Seeing the media images of blacks and law enforcement agents carting away their spoils from ransacked shops operated by Nigerians in cities like Johannesburg, it becomes clear that the primary motif for this scapegoating is simply, economic stress – misery and hunger.

But whatever be the reasons for these incessant xenophobic outbursts that often look like a state-sponsored terrorism, it is important for the South African government to realise that its citizens are throwing a spanner in the wheel of progress of Africa and that the consequences of a reprisal attack in Nigeria on South African business would endanger both economies. The average Nigerian today feels that black South Africans have repaid them evil for the good they did them during apartheid.  It seems for black South Africans that one good turn doesn’t deserve another.

As the two largest economies in Africa, any diplomatic tangle between the two would be felt in the entire continent.  Nigerians are willing to pass off these incidents as occasional and random events that often manifest in densely populated, inner cities of developing countries, but things get serious and call for deeper reflection when it is discovered that law enforcement agents in South Africa are collaborating with unruly citizens to unleash mayhem on hapless foreigners.  These paint a picture of orchestrated attacks on foreigners.  Barbaric as this sounds in a purportedly modern economy like South Africa, we see this as a manifestation of the failure of leadership that has become characteristic of the current political elite in South Africa today.  It is obvious that Jacob Zuma’s leadership has failed to produce dividends for the larger majority of black South Africans who are now inclined to take out their frustration on hapless foreigners.   

In yet another video clip circulating online, a young South African in his twenties was seen issuing threats and asking black foreigners from other African countries to leave South Africa or be lynched.
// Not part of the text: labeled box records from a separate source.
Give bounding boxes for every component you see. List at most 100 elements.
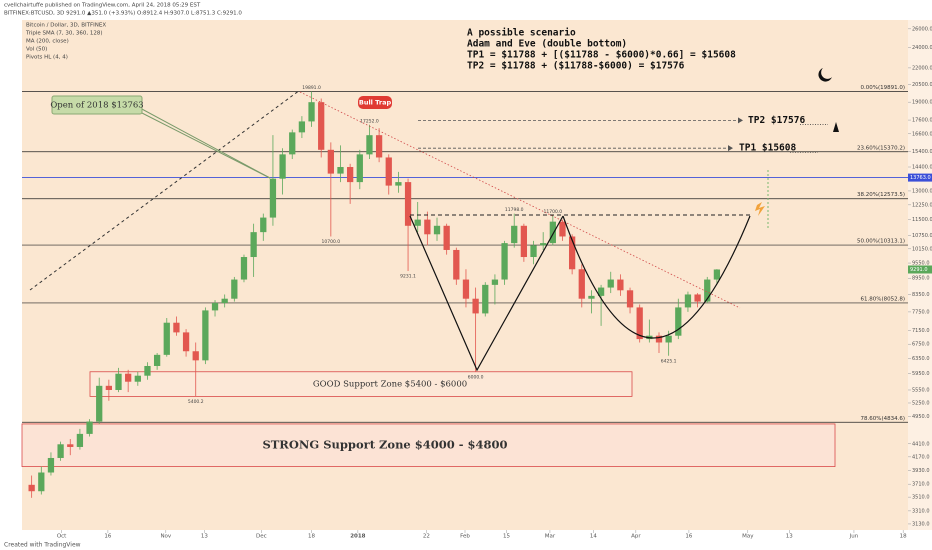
pivot-label: 9231.1 bbox=[400, 274, 416, 280]
candle-body bbox=[588, 295, 595, 299]
y-tick-label: 3710.0 bbox=[912, 482, 930, 488]
y-tick-label: 14400.0 bbox=[912, 165, 932, 171]
legend-line: Pivots HL (4, 4) bbox=[26, 55, 68, 61]
pivot-label: 11700.0 bbox=[544, 209, 563, 215]
zone-label: GOOD Support Zone $5400 - $6000 bbox=[313, 380, 467, 390]
candle-body bbox=[221, 298, 228, 304]
candle-body bbox=[366, 135, 373, 155]
candle-body bbox=[675, 307, 682, 336]
header-line: BITFINEX:BTCUSD, 3D 9291.0 ▲351.0 (+3.93… bbox=[4, 11, 242, 17]
pivot-label: 6425.1 bbox=[661, 358, 677, 364]
y-tick-label: 3130.0 bbox=[912, 521, 930, 527]
target-label: TP2 $17576 bbox=[748, 115, 805, 126]
y-tick-label: 4950.0 bbox=[912, 414, 930, 420]
fib-label: 78.60%(4834.6) bbox=[860, 416, 905, 422]
scenario-line: Adam and Eve (double bottom) bbox=[467, 39, 627, 50]
candle-body bbox=[211, 303, 219, 311]
candle-body bbox=[626, 290, 634, 308]
x-tick-label: Jun bbox=[849, 534, 859, 540]
candle-body bbox=[472, 298, 479, 314]
callout-line bbox=[139, 107, 271, 179]
x-tick-label: 15 bbox=[503, 534, 510, 540]
target-label: TP1 $15608 bbox=[739, 143, 796, 154]
fib-label: 38.20%(12573.5) bbox=[857, 192, 905, 198]
y-tick-label: 6750.0 bbox=[912, 342, 930, 348]
bull-trap-bubble bbox=[358, 96, 392, 109]
target-arrow bbox=[738, 117, 743, 124]
x-tick-label: 18 bbox=[900, 534, 907, 540]
candle-body bbox=[511, 225, 518, 244]
adam-shape bbox=[409, 215, 564, 372]
candle-body bbox=[153, 354, 161, 366]
candle-body bbox=[67, 444, 74, 447]
y-tick-label: 12250.0 bbox=[912, 202, 932, 208]
legend-line: MA (200, close) bbox=[26, 39, 69, 45]
candle-body bbox=[549, 221, 556, 244]
fib-label: 61.80%(8052.8) bbox=[860, 296, 905, 302]
candle-body bbox=[57, 444, 64, 458]
y-tick-label: 6350.0 bbox=[912, 356, 930, 362]
pivot-label: 5400.2 bbox=[188, 399, 204, 405]
bolt-icon bbox=[755, 202, 765, 216]
x-tick-label: Nov bbox=[160, 534, 171, 540]
x-tick-label: 2018 bbox=[350, 534, 365, 540]
candle-body bbox=[347, 167, 354, 183]
candle-body bbox=[424, 219, 431, 235]
candle-body bbox=[395, 182, 402, 186]
pivot-label: 17252.0 bbox=[360, 118, 379, 124]
plot-area bbox=[22, 20, 908, 530]
candle-body bbox=[684, 294, 692, 308]
y-tick-label: 3310.0 bbox=[912, 508, 930, 514]
moon-icon bbox=[818, 68, 832, 82]
candle-body bbox=[607, 279, 614, 288]
candle-body bbox=[453, 249, 460, 280]
fib-label: 0.00%(19891.0) bbox=[860, 85, 905, 91]
y-tick-label: 24000.0 bbox=[912, 45, 932, 51]
support-zone bbox=[89, 371, 633, 397]
candle-body bbox=[86, 421, 93, 434]
x-tick-label: Apr bbox=[631, 534, 641, 540]
footer: Created with TradingView bbox=[4, 542, 81, 549]
open-2018-box bbox=[51, 95, 143, 115]
candle-body bbox=[462, 279, 470, 299]
candle-body bbox=[482, 284, 489, 314]
y-tick-label: 5550.0 bbox=[912, 387, 930, 393]
support-zone bbox=[21, 423, 836, 467]
x-tick-label: 22 bbox=[423, 534, 430, 540]
trend-line bbox=[299, 91, 741, 309]
y-tick-label: 7750.0 bbox=[912, 309, 930, 315]
candle-body bbox=[501, 243, 508, 280]
candle-body bbox=[655, 335, 663, 343]
y-tick-label: 5950.0 bbox=[912, 371, 930, 377]
eve-shape bbox=[562, 215, 751, 339]
candle-body bbox=[530, 245, 537, 258]
fib-label: 23.60%(15370.2) bbox=[857, 145, 905, 151]
fib-label: 50.00%(10313.1) bbox=[857, 239, 905, 245]
candle-body bbox=[713, 269, 721, 280]
candle-body bbox=[375, 135, 383, 158]
y-tick-label: 10150.0 bbox=[912, 246, 932, 252]
legend-line: Bitcoin / Dollar, 3D, BITFINEX bbox=[26, 23, 106, 29]
bull-trap-label: Bull Trap bbox=[359, 99, 392, 107]
price-axis bbox=[908, 20, 932, 530]
candle-body bbox=[144, 365, 151, 376]
layer: GOOD Support Zone $5400 - $6000 STRONG Su… bbox=[21, 26, 932, 540]
candle-body bbox=[443, 225, 450, 250]
trend-line bbox=[29, 89, 301, 291]
candle-body bbox=[105, 385, 112, 390]
candle-body bbox=[404, 182, 412, 226]
x-tick-label: Oct bbox=[57, 534, 67, 540]
candle-body bbox=[250, 232, 257, 258]
y-tick-label: 15400.0 bbox=[912, 149, 932, 155]
x-tick-label: 18 bbox=[308, 534, 315, 540]
candle-body bbox=[192, 351, 199, 361]
candle-body bbox=[269, 178, 277, 218]
pivot-label: 10700.0 bbox=[322, 239, 341, 245]
zone-label: STRONG Support Zone $4000 - $4800 bbox=[262, 437, 507, 451]
y-tick-label: 4410.0 bbox=[912, 441, 930, 447]
y-tick-label: 10750.0 bbox=[912, 233, 932, 239]
y-tick-label: 3510.0 bbox=[912, 495, 930, 501]
callout-line bbox=[139, 111, 271, 179]
candle-body bbox=[597, 287, 605, 296]
candle-body bbox=[28, 484, 35, 492]
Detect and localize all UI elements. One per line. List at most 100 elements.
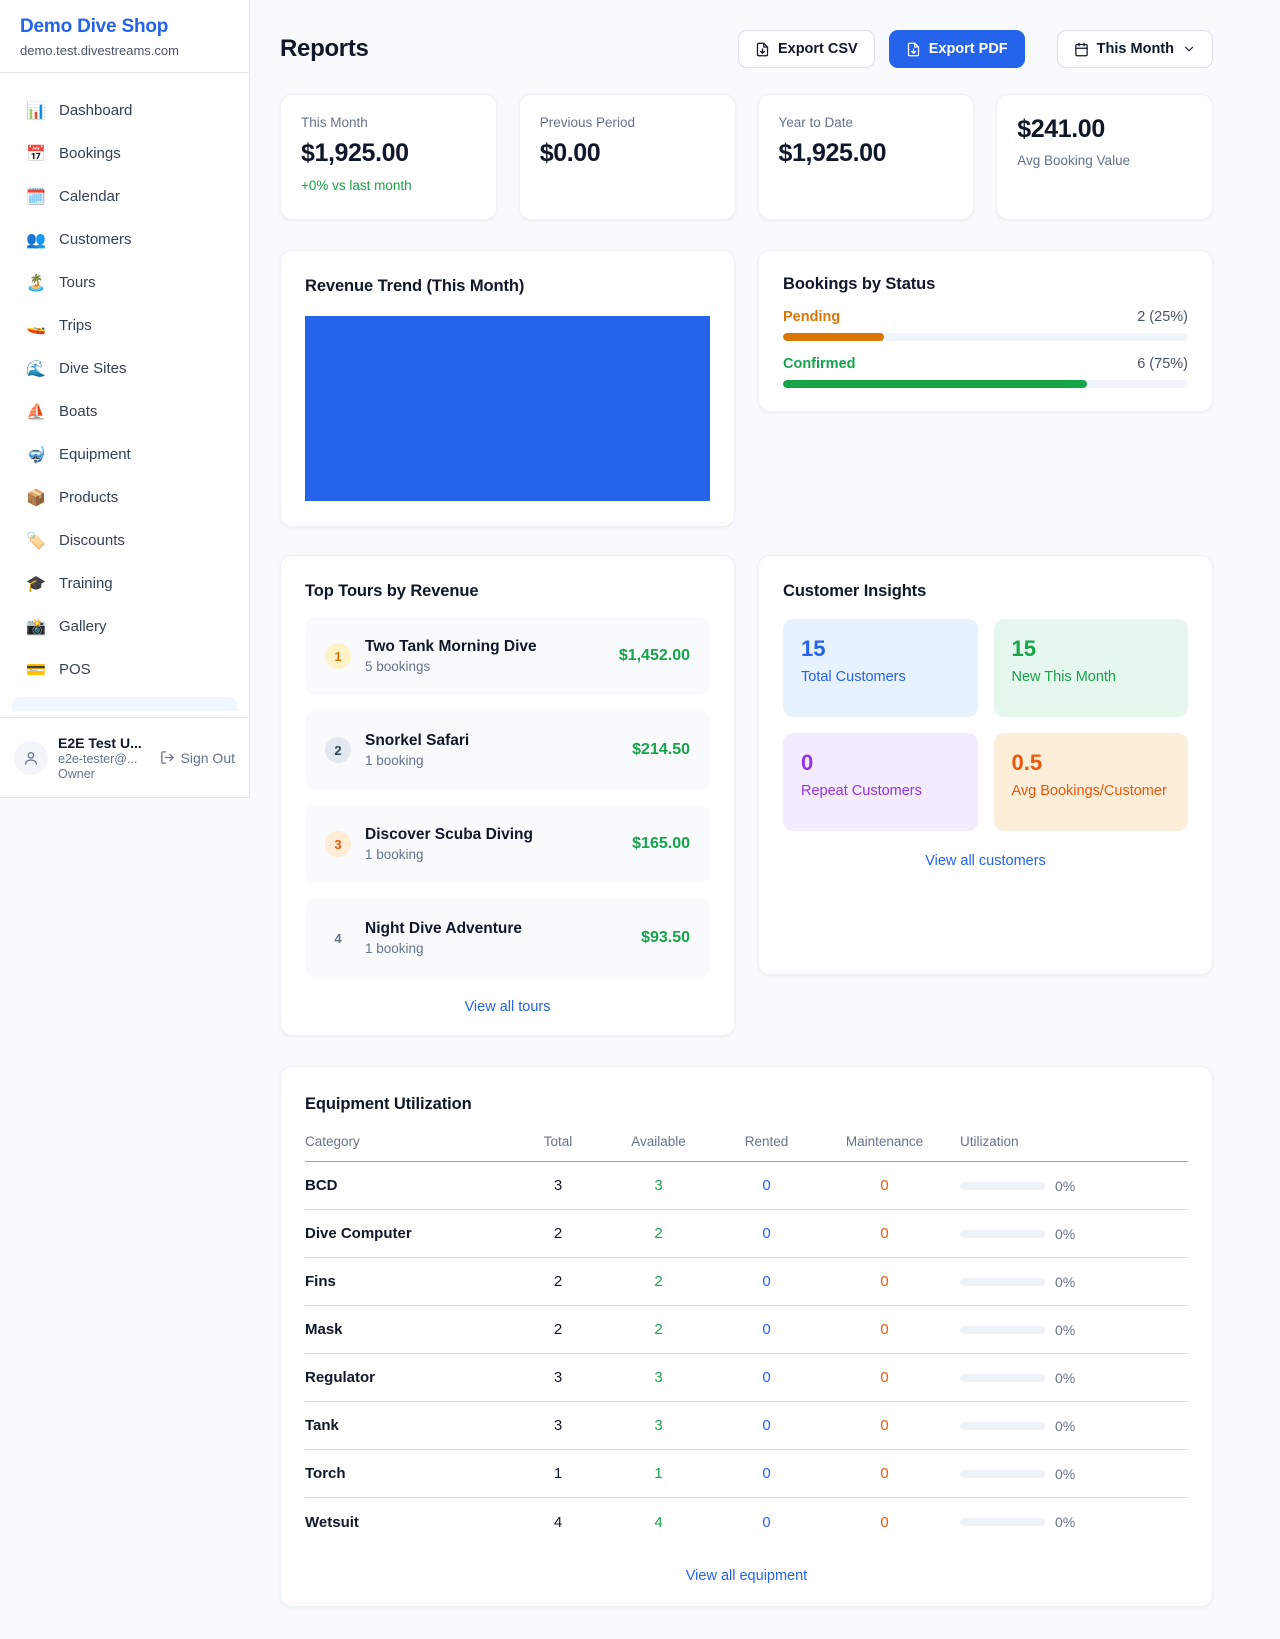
tour-row: 2 Snorkel Safari 1 booking $214.50	[305, 711, 710, 789]
tour-bookings: 1 booking	[365, 753, 424, 768]
header-actions: Export CSV Export PDF This Month	[737, 30, 1213, 68]
utilization-bar	[960, 1373, 1045, 1382]
sidebar-item-products[interactable]: 📦 Products	[26, 489, 119, 507]
tour-name: Night Dive Adventure	[365, 920, 523, 937]
rank-badge: 4	[334, 930, 342, 946]
user-name: E2E Test U...	[58, 734, 142, 751]
status-count: 6 (75%)	[1137, 356, 1188, 372]
customer-insights-title: Customer Insights	[783, 582, 927, 600]
stats-row: This Month $1,925.00 +0% vs last month P…	[280, 94, 1213, 220]
tour-revenue: $93.50	[641, 929, 690, 946]
view-all-equipment-link[interactable]: View all equipment	[685, 1568, 808, 1584]
utilization-bar	[960, 1518, 1045, 1526]
user-role: Owner	[58, 766, 95, 781]
sidebar-item-trips[interactable]: 🚤 Trips	[26, 317, 92, 335]
status-label: Confirmed	[783, 356, 856, 372]
tour-revenue: $1,452.00	[618, 647, 690, 664]
table-row: Torch 1 1 0 0 0%	[305, 1450, 1188, 1498]
utilization-bar	[960, 1469, 1045, 1478]
bookings-by-status-title: Bookings by Status	[783, 275, 936, 293]
calendar-icon: 🗓️	[26, 188, 46, 206]
col-utilization: Utilization	[960, 1134, 1019, 1149]
equipment-table: Category Total Available Rented Maintena…	[305, 1134, 1188, 1546]
main-content: Reports Export CSV Export PDF This Month…	[250, 0, 1280, 1639]
dive-sites-wave-icon: 🌊	[26, 360, 46, 378]
charts-row: Revenue Trend (This Month) Bookings by S…	[280, 250, 1213, 527]
sidebar-item-calendar[interactable]: 🗓️ Calendar	[26, 188, 120, 206]
equipment-utilization-card: Equipment Utilization Category Total Ava…	[280, 1066, 1213, 1607]
sidebar-item-dive-sites[interactable]: 🌊 Dive Sites	[26, 360, 127, 378]
stat-card-previous-period: Previous Period $0.00	[518, 94, 736, 220]
user-email: e2e-tester@...	[58, 751, 138, 766]
utilization-bar	[960, 1229, 1045, 1238]
sign-out-button[interactable]: Sign Out	[160, 750, 235, 766]
view-all-customers-link[interactable]: View all customers	[925, 853, 1046, 869]
export-pdf-button[interactable]: Export PDF	[888, 30, 1025, 68]
table-row: Mask 2 2 0 0 0%	[305, 1306, 1188, 1354]
period-dropdown[interactable]: This Month	[1056, 30, 1213, 68]
sidebar-item-tours[interactable]: 🏝️ Tours	[26, 274, 96, 292]
view-all-tours-link[interactable]: View all tours	[464, 999, 551, 1015]
tour-name: Two Tank Morning Dive	[365, 638, 537, 655]
sidebar-item-gallery[interactable]: 📸 Gallery	[26, 618, 107, 636]
lists-row: Top Tours by Revenue 1 Two Tank Morning …	[280, 555, 1213, 1036]
col-category: Category	[305, 1134, 360, 1149]
trips-speedboat-icon: 🚤	[26, 317, 46, 335]
logout-icon	[160, 751, 174, 764]
col-rented: Rented	[744, 1134, 789, 1149]
training-grad-cap-icon: 🎓	[26, 575, 46, 593]
sidebar-item-training[interactable]: 🎓 Training	[26, 575, 113, 593]
shop-name: Demo Dive Shop	[20, 16, 169, 37]
file-download-icon	[756, 42, 769, 56]
tour-bookings: 1 booking	[365, 847, 424, 862]
brand-header: Demo Dive Shop demo.test.divestreams.com	[0, 0, 249, 73]
sidebar-item-boats[interactable]: ⛵ Boats	[26, 403, 98, 421]
sidebar: Demo Dive Shop demo.test.divestreams.com…	[0, 0, 250, 798]
utilization-bar	[960, 1325, 1045, 1334]
person-icon	[25, 751, 37, 765]
table-row: Regulator 3 3 0 0 0%	[305, 1354, 1188, 1402]
tour-revenue: $165.00	[632, 835, 690, 852]
avatar	[14, 740, 48, 775]
bookings-by-status-card: Bookings by Status Pending 2 (25%) Confi…	[758, 250, 1213, 412]
sidebar-item-pos[interactable]: 💳 POS	[26, 661, 91, 679]
rank-badge: 2	[325, 737, 351, 763]
revenue-trend-title: Revenue Trend (This Month)	[305, 277, 525, 295]
page-header: Reports Export CSV Export PDF This Month	[280, 30, 1213, 68]
user-footer: E2E Test U... e2e-tester@... Owner Sign …	[0, 717, 249, 797]
customer-insights-card: Customer Insights 15 Total Customers 15 …	[758, 555, 1213, 975]
sidebar-item-discounts[interactable]: 🏷️ Discounts	[26, 532, 125, 550]
sidebar-nav: 📊 Dashboard 📅 Bookings 🗓️ Calendar 👥 Cus…	[0, 73, 249, 711]
user-info: E2E Test U... e2e-tester@... Owner	[58, 735, 150, 781]
insight-new-this-month: 15 New This Month	[993, 619, 1188, 717]
status-label: Pending	[783, 309, 841, 325]
sidebar-item-active-partial[interactable]	[12, 697, 237, 711]
export-csv-button[interactable]: Export CSV	[737, 30, 875, 68]
bookings-calendar-icon: 📅	[26, 145, 46, 163]
sidebar-item-dashboard[interactable]: 📊 Dashboard	[26, 102, 133, 120]
revenue-trend-chart	[305, 316, 710, 501]
tour-revenue: $214.50	[632, 741, 690, 758]
table-row: Dive Computer 2 2 0 0 0%	[305, 1210, 1188, 1258]
tour-name: Snorkel Safari	[365, 732, 470, 749]
shop-subdomain: demo.test.divestreams.com	[20, 43, 179, 58]
insight-avg-bookings: 0.5 Avg Bookings/Customer	[993, 733, 1188, 831]
discounts-tag-icon: 🏷️	[26, 532, 46, 550]
sidebar-item-customers[interactable]: 👥 Customers	[26, 231, 132, 249]
tour-row: 3 Discover Scuba Diving 1 booking $165.0…	[305, 805, 710, 883]
tour-name: Discover Scuba Diving	[365, 826, 533, 843]
table-row: BCD 3 3 0 0 0%	[305, 1162, 1188, 1210]
progress-fill	[783, 380, 1087, 388]
sidebar-item-equipment[interactable]: 🤿 Equipment	[26, 446, 131, 464]
table-row: Wetsuit 4 4 0 0 0%	[305, 1513, 1076, 1531]
utilization-bar	[960, 1181, 1045, 1190]
sidebar-item-bookings[interactable]: 📅 Bookings	[26, 145, 121, 163]
tours-island-icon: 🏝️	[26, 274, 46, 292]
rank-badge: 3	[325, 831, 351, 857]
table-row: Tank 3 3 0 0 0%	[305, 1402, 1188, 1450]
pos-credit-card-icon: 💳	[26, 661, 46, 679]
tour-bookings: 5 bookings	[365, 659, 431, 674]
insight-repeat-customers: 0 Repeat Customers	[783, 733, 978, 831]
col-maintenance: Maintenance	[845, 1134, 924, 1149]
progress-fill	[783, 333, 885, 341]
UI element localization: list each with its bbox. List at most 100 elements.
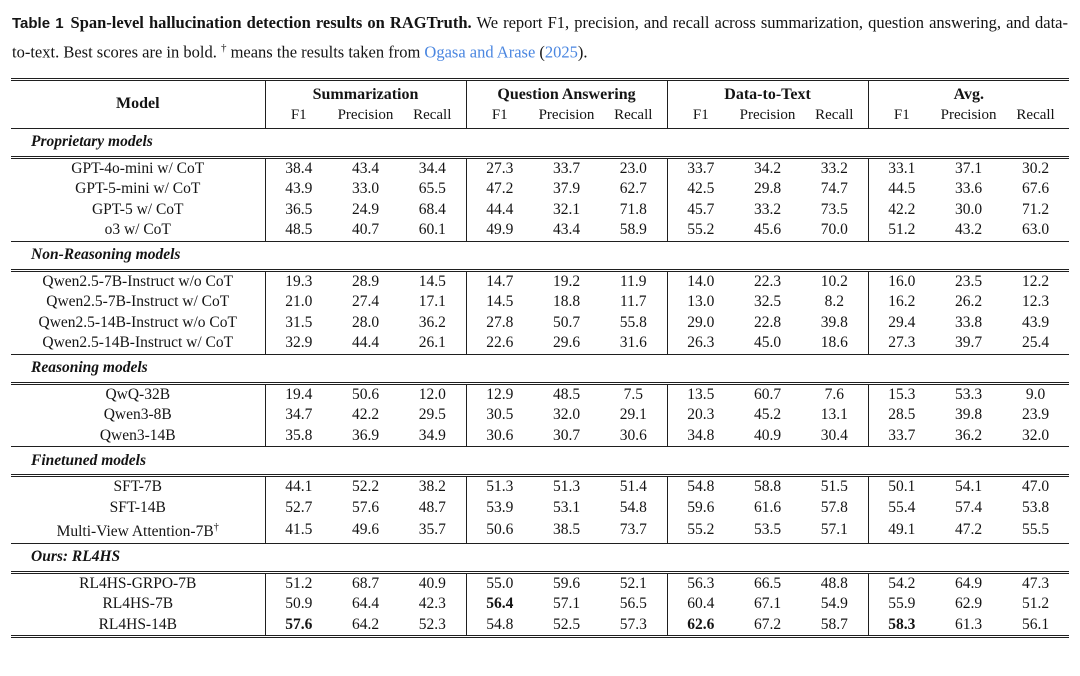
- value-cell: 23.5: [955, 272, 983, 290]
- table-row: Multi-View Attention-7B† 41.5 49.6 35.7 50.6…: [11, 518, 1069, 544]
- col-group-question-answering: Question Answering: [465, 79, 668, 106]
- value-cell: 29.5: [418, 406, 446, 423]
- value-cell: 55.2: [666, 518, 735, 544]
- value-cell: 34.7: [264, 405, 332, 426]
- value-cell: 68.4: [418, 200, 446, 218]
- value-cell: 65.5: [418, 180, 446, 197]
- section-title: Ours: RL4HS: [11, 542, 1070, 574]
- value-cell: 40.9: [418, 574, 446, 592]
- value-cell: 51.2: [1022, 595, 1050, 613]
- value-cell: 40.7: [351, 221, 380, 238]
- value-cell: 13.0: [666, 292, 735, 313]
- value-cell: 63.0: [1022, 221, 1050, 238]
- value-cell: 45.2: [753, 406, 782, 423]
- value-cell: 17.1: [418, 293, 446, 310]
- value-cell: 51.5: [820, 478, 848, 495]
- table-row: RL4HS-14B 57.6 64.2 52.3 54.8 52.5 57.3 62.6 67.…: [11, 614, 1069, 637]
- value-cell: 61.3: [955, 615, 983, 633]
- col-metric-avg-f1: F1: [867, 105, 936, 128]
- value-cell: 30.6: [619, 426, 647, 444]
- value-cell: 24.9: [351, 200, 380, 218]
- value-cell: 25.4: [1022, 334, 1050, 351]
- value-cell: 51.2: [867, 220, 936, 241]
- value-cell: 55.9: [867, 594, 936, 615]
- value-cell: 11.7: [619, 293, 647, 310]
- value-cell: 67.6: [1022, 180, 1050, 197]
- value-cell: 51.3: [465, 475, 533, 498]
- value-cell: 50.7: [552, 313, 581, 331]
- value-cell: 7.5: [623, 385, 643, 403]
- table-row: GPT-5-mini w/ CoT 43.9 33.0 65.5 47.2 37.9 62.…: [11, 179, 1069, 200]
- value-cell: 14.5: [465, 292, 533, 313]
- value-cell: 21.0: [264, 292, 332, 313]
- value-cell: 38.4: [264, 157, 332, 179]
- value-cell: 55.0: [465, 572, 533, 595]
- model-name: RL4HS-7B: [102, 595, 174, 613]
- value-cell: 23.0: [619, 159, 647, 177]
- value-cell: 39.8: [955, 406, 983, 423]
- value-cell: 33.2: [753, 200, 782, 218]
- value-cell: 31.6: [619, 334, 647, 351]
- col-metric-question-answering-recall: Recall: [614, 106, 653, 123]
- value-cell: 49.1: [867, 518, 936, 544]
- value-cell: 50.1: [867, 475, 936, 498]
- value-cell: 33.0: [351, 180, 380, 197]
- value-cell: 59.6: [552, 574, 581, 592]
- value-cell: 29.1: [619, 406, 647, 423]
- value-cell: 19.4: [264, 383, 332, 405]
- col-group-avg: Avg.: [867, 79, 1070, 106]
- value-cell: 26.3: [666, 333, 735, 354]
- citation-link-year[interactable]: 2025: [544, 42, 578, 62]
- value-cell: 62.6: [666, 614, 735, 637]
- value-cell: 54.8: [619, 498, 647, 516]
- value-cell: 30.0: [955, 200, 983, 218]
- value-cell: 36.9: [351, 426, 380, 444]
- value-cell: 44.4: [351, 334, 380, 351]
- value-cell: 33.8: [955, 313, 983, 331]
- value-cell: 39.8: [820, 313, 848, 331]
- value-cell: 13.1: [820, 406, 848, 423]
- value-cell: 64.4: [351, 595, 380, 613]
- value-cell: 52.3: [418, 615, 446, 633]
- value-cell: 14.5: [418, 272, 446, 290]
- value-cell: 44.1: [264, 475, 332, 498]
- value-cell: 51.2: [264, 572, 332, 595]
- value-cell: 53.8: [1022, 498, 1050, 516]
- value-cell: 8.2: [824, 293, 844, 310]
- value-cell: 23.9: [1022, 406, 1050, 423]
- value-cell: 40.9: [753, 426, 782, 444]
- results-table-header: Model Summarization Question Answering Data…: [11, 79, 1070, 128]
- value-cell: 37.9: [552, 180, 581, 197]
- value-cell: 49.6: [351, 521, 380, 539]
- section-row-reasoning-models: Reasoning models: [11, 353, 1070, 385]
- col-metric-question-answering-precision: Precision: [538, 106, 595, 123]
- citation-link-authors[interactable]: Ogasa and Arase: [424, 42, 536, 62]
- value-cell: 18.8: [552, 293, 581, 310]
- value-cell: 27.3: [867, 333, 936, 354]
- value-cell: 50.6: [351, 385, 380, 403]
- value-cell: 42.3: [418, 595, 446, 613]
- table-row: GPT-5 w/ CoT 36.5 24.9 68.4 44.4 32.1 71.8 45.7…: [11, 199, 1069, 220]
- value-cell: 32.5: [753, 293, 782, 310]
- value-cell: 64.2: [351, 615, 380, 633]
- value-cell: 30.7: [552, 426, 581, 444]
- value-cell: 12.0: [418, 385, 446, 403]
- value-cell: 39.7: [955, 334, 983, 351]
- value-cell: 22.8: [753, 313, 782, 331]
- value-cell: 45.7: [666, 199, 735, 220]
- value-cell: 9.0: [1025, 385, 1046, 403]
- value-cell: 55.4: [867, 497, 936, 518]
- table-row: SFT-7B 44.1 52.2 38.2 51.3 51.3 51.4 54.8 58.8 51…: [11, 475, 1069, 498]
- value-cell: 67.1: [753, 595, 782, 613]
- table-row: SFT-14B 52.7 57.6 48.7 53.9 53.1 54.8 59.6 61.6 5…: [11, 497, 1069, 518]
- value-cell: 29.0: [666, 312, 735, 333]
- value-cell: 27.8: [465, 312, 533, 333]
- value-cell: 15.3: [867, 383, 936, 405]
- value-cell: 54.2: [867, 572, 936, 595]
- value-cell: 10.2: [820, 272, 848, 290]
- value-cell: 52.1: [619, 574, 647, 592]
- dagger-icon: †: [213, 522, 219, 533]
- value-cell: 54.9: [820, 595, 848, 613]
- value-cell: 20.3: [666, 405, 735, 426]
- value-cell: 53.1: [552, 498, 581, 516]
It is obvious that black African foreigners are the singular target of these xenophobic attacks and the only explanation to this is that South African blacks have succumbed to the Stockholm syndrome where a captive gradually becomes emotionally identified with his captor. It seems that the black South African’s psyche has suffered irreparable damage. But the logic of this irrationality is that we are still going to witness the self-annihilation of the black South African. Because after he has expelled and annihilated other African blacks from South Africa, he will certainly turn back on himself. Apartheid may have ostensibly gone, but it seems that the psychological damage to the black South African psyche is final.
Dr. Adi, an economist and data scientist, is on the faculty of the Lagos Business School.